Монетарная стерилизация Китая

ПЕКИН. Вскоре после того как Совет Федеральной резервной системы Соединенных Штатов объявил о втором раунде «количественного послабления» (известного как QE2), Народный банк Китая (НБК), китайский центральный банк, объявил о двух увеличениях на 0,5 процентных пунктов требуемой нормы резервного покрытия (ТНРП) банковских депозитов. Сегодня ТНРП составляет 18,5%, ‑ исторический максимум, даже в глобальном масштабе.

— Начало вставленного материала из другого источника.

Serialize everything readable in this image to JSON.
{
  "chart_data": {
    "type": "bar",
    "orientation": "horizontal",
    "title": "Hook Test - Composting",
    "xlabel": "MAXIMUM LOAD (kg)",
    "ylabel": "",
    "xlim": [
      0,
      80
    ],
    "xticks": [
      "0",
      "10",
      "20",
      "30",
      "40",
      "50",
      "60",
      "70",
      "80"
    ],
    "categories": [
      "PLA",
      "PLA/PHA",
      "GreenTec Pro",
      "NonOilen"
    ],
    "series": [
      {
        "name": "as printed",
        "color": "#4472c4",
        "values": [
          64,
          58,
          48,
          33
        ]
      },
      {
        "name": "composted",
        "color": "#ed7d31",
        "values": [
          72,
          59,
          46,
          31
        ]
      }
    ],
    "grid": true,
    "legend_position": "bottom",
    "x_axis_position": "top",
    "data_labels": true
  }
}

В то время как ФРС планирует накачать деньгами экономику США, НБК пытается уменьшить количество денег в обращении в Китае. Деньги, используемые коммерческими банками для удовлетворения ТНРП, которые хранятся на счетах НБК, больше не могут использоваться для расширения кредитных линий. В результате в настоящее время в Китае заморожено или неактивно больше денег, чем когда-либо.

Понятно, что ФРС хочет повысить спрос, пока американская экономика остается в подавленном состоянии. Но почему НБК так сильно ужесточил денежно-кредитную политику? Китайская экономика не перегревается. Рост по-прежнему высок, около 10% в год, но он начал замедляться. И в то время как инфляция вызывает некоторую озабоченность ‑ поднявшись до 4,4% в годовом исчислении в октябре с 3,6% в сентябре ‑ это не может объяснить, почему НБК поднимал в начале этого года ТНРП три раза, когда инфляция была ниже.